Around the age of fourteen, Caitlin Imber (‘Caiti’) fell prey to the [REDACTED] and criminal exploitation, which despite parental support led to numerous episodes of her going  missing and recreational drug use. As a result of this behaviour it became necessary for the local authority to play their part in seeking to keep Caiti safe, and in March 2022, she was placed at [REDACTED] a residential home [REDACTED]. For the first five or six months of her placement, Caiti largely thrived in this environment, although understandably, she remained  significantly traumatized by her previous experiences and as a consequence at the end of August she was appropriately provided with medication, namely sertraline, primarily intended to  aid her sleeping. Both the dosage and associated risks of this medication were properly  managed, however the anticipated benefits of the same did not materialize. In the Autumn and  early Winter of 2022, coinciding with the increased freedoms available to Caiti as a result of her  choosing to no longer further her studies in-house, Caiti’s mental health deteriorated. Despite this she did not give any significant indications of an intention to self-harm, instead presenting at  times as both a typical moody teenager and the child which she still was, excited at the prospect  of the coming Christmas. On the 11th of December 2022, unbeknown to those caring for her,  Caiti gave an indication to another resident of a wish to harm herself, and whilst she had been  upset during the evening of the 12th of December, her presentation did not demonstrate any real and immediate risk to her life. After retiring to her bedroom, Caiti [REDACTED] resulting in her death which was confirmed on the morning of the 13th of December 2022. Whilst it is not  possible from the available evidence to positively establish Caiti’s intention by her actions, it is  probable that she did not intend to end her life. 
4CIRCUMSTANCES OF THE DEATH

The circumstances of the death are in accordance with the narrative conclusion above.
5CORONER’S CONCERNS

During the course of the inquest the evidence revealed the following matter giving rise to  concern. In my opinion there is a risk that future deaths will occur unless action is taken. In the circumstances it is my statutory duty to report to you. 

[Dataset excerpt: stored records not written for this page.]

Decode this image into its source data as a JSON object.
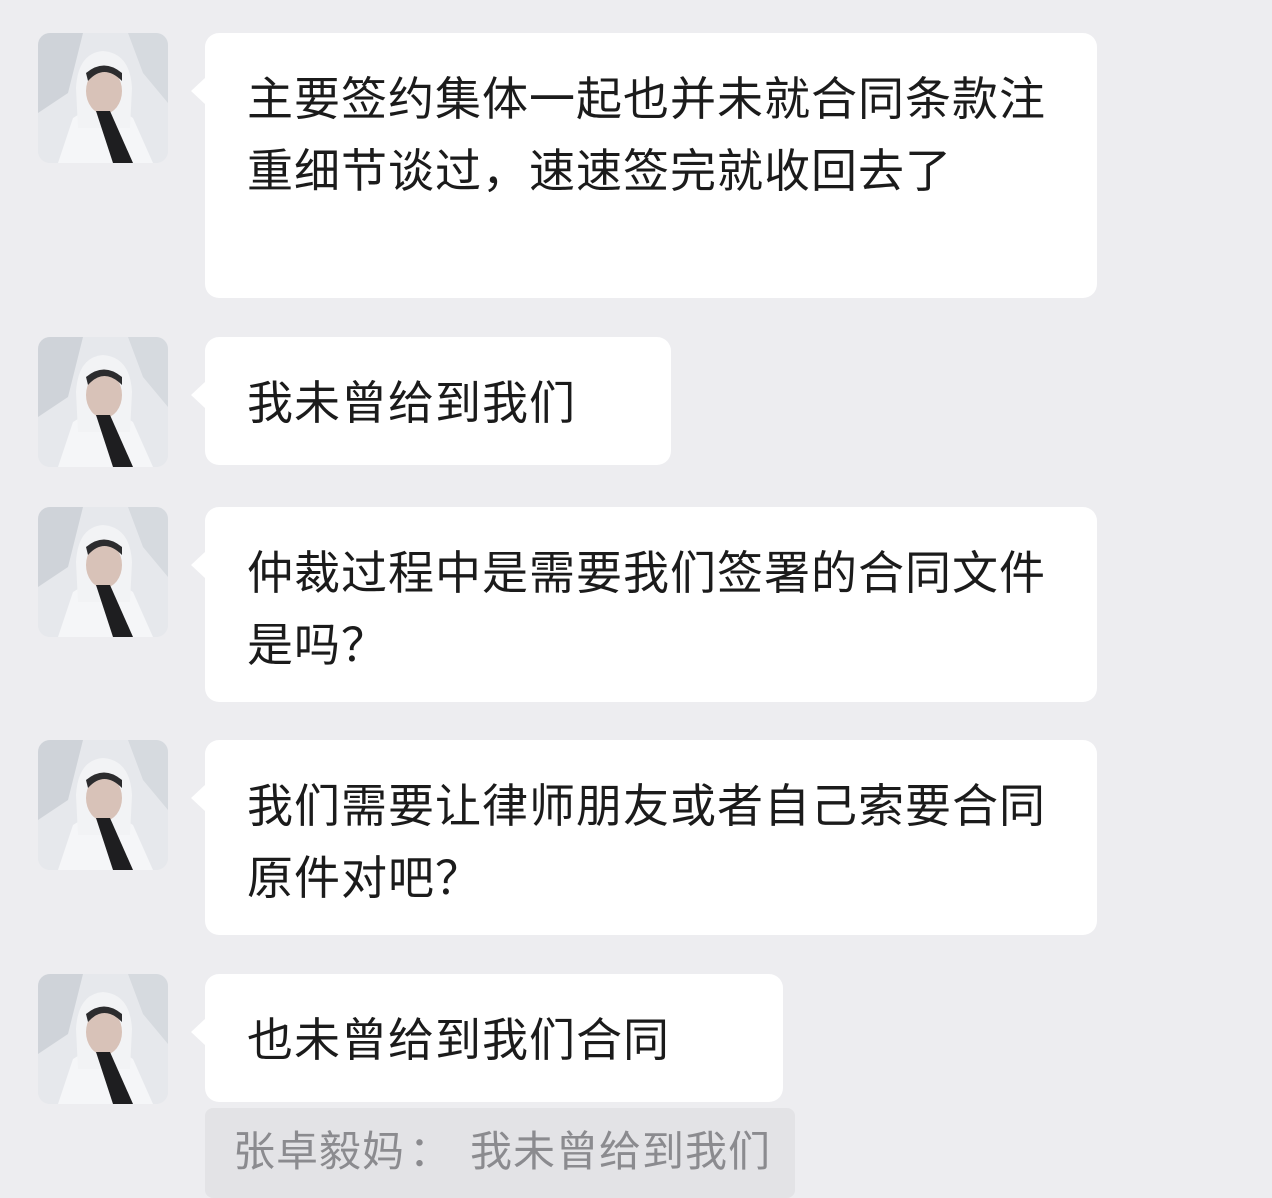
{
  "messages": [
    {
      "text": "主要签约集体一起也并未就合同条款注重细节谈过，速速签完就收回去了"
    },
    {
      "text": "我未曾给到我们"
    },
    {
      "text": "仲裁过程中是需要我们签署的合同文件是吗？"
    },
    {
      "text": "我们需要让律师朋友或者自己索要合同原件对吧？"
    },
    {
      "text": "也未曾给到我们合同"
    }
  ],
  "quote": {
    "sender": "张卓毅妈",
    "separator": "：",
    "text": "我未曾给到我们"
  },
  "colors": {
    "background": "#ededf0",
    "bubble": "#ffffff",
    "quote_background": "#e3e3e6",
    "quote_text": "#8b8b8f"
  }
}
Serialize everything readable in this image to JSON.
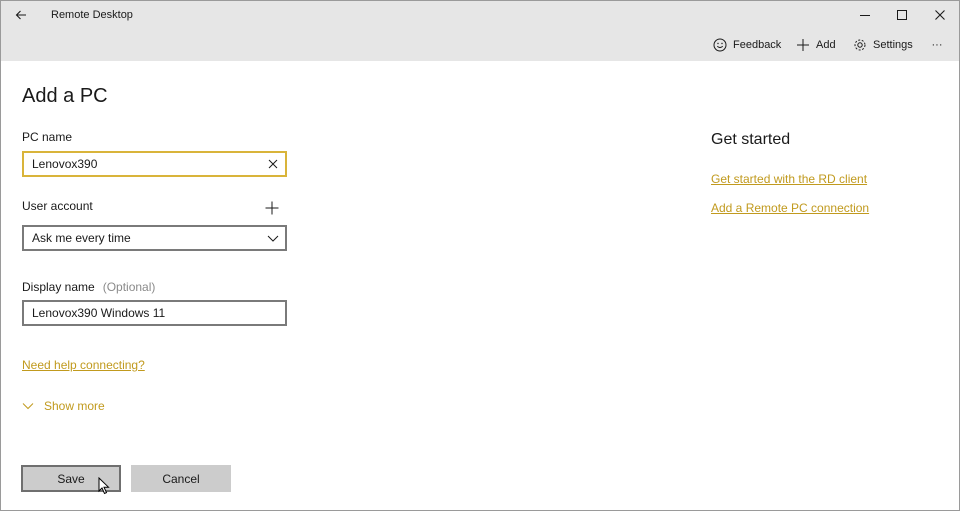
{
  "window": {
    "title": "Remote Desktop"
  },
  "command_bar": {
    "feedback_label": "Feedback",
    "add_label": "Add",
    "settings_label": "Settings",
    "more_label": "···"
  },
  "form": {
    "title": "Add a PC",
    "pc_name": {
      "label": "PC name",
      "value": "Lenovox390"
    },
    "user_account": {
      "label": "User account",
      "value": "Ask me every time"
    },
    "display_name": {
      "label": "Display name",
      "optional": "(Optional)",
      "value": "Lenovox390 Windows 11"
    },
    "help_link": "Need help connecting?",
    "show_more": "Show more",
    "save_label": "Save",
    "cancel_label": "Cancel"
  },
  "side_panel": {
    "title": "Get started",
    "links": [
      "Get started with the RD client",
      "Add a Remote PC connection"
    ]
  },
  "colors": {
    "accent": "#c19a1e",
    "focus_border": "#d9b43a",
    "chrome_bg": "#e6e6e6",
    "button_bg": "#cccccc"
  }
}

The MATTER OF CONCERN is as follows. 

On the 9th of May 2022, CAMHS received a referral from a community paediatrician dated the  19th of April 2022. This identified the need for support care and treatment to be provided to a  traumatized, vulnerable child, however as the referral did not contain any contact numbers, the referral was closed without any additional enquiries being made to further the matter. 

A further referral was received on the 31st of May 2022 and was then accepted by CAMHS, representing a delay of 42 days from the original paediatrician’s referral to any action being taken. 

Whilst this was not contributory to Caiti’s death, I am concerned by the apparent lack of effort to  locate missing information and progress a referral and I consider that if this situation continues to prevail, then there is a risk that future deaths could occur. 
6ACTION SHOULD BE TAKEN

In my opinion action should be taken to prevent future deaths and I believe you have the power to take such action. 
7YOUR RESPONSE

You are under a duty to respond to this report within 56 days of the date of this report, namely by 19th December 2025 I, the coroner, may extend the period.

Your response must contain details of action taken or proposed to be taken, setting out the timetable for action. Otherwise you must explain why no action is proposed. 
8COPIES and PUBLICATION

I have sent a copy of my report to the Family of the Deceased and to the Chief Coroner.
  
I am also under a duty to send the Chief Coroner a copy of your response.  
The Chief Coroner may publish either or both in a complete or redacted or summary form. He may send a copy of this report to any person who he believes may find it useful or of interest.  You may make representations to me, the coroner, at the time of your response, about the  release or the publication of your response by the Chief Coroner.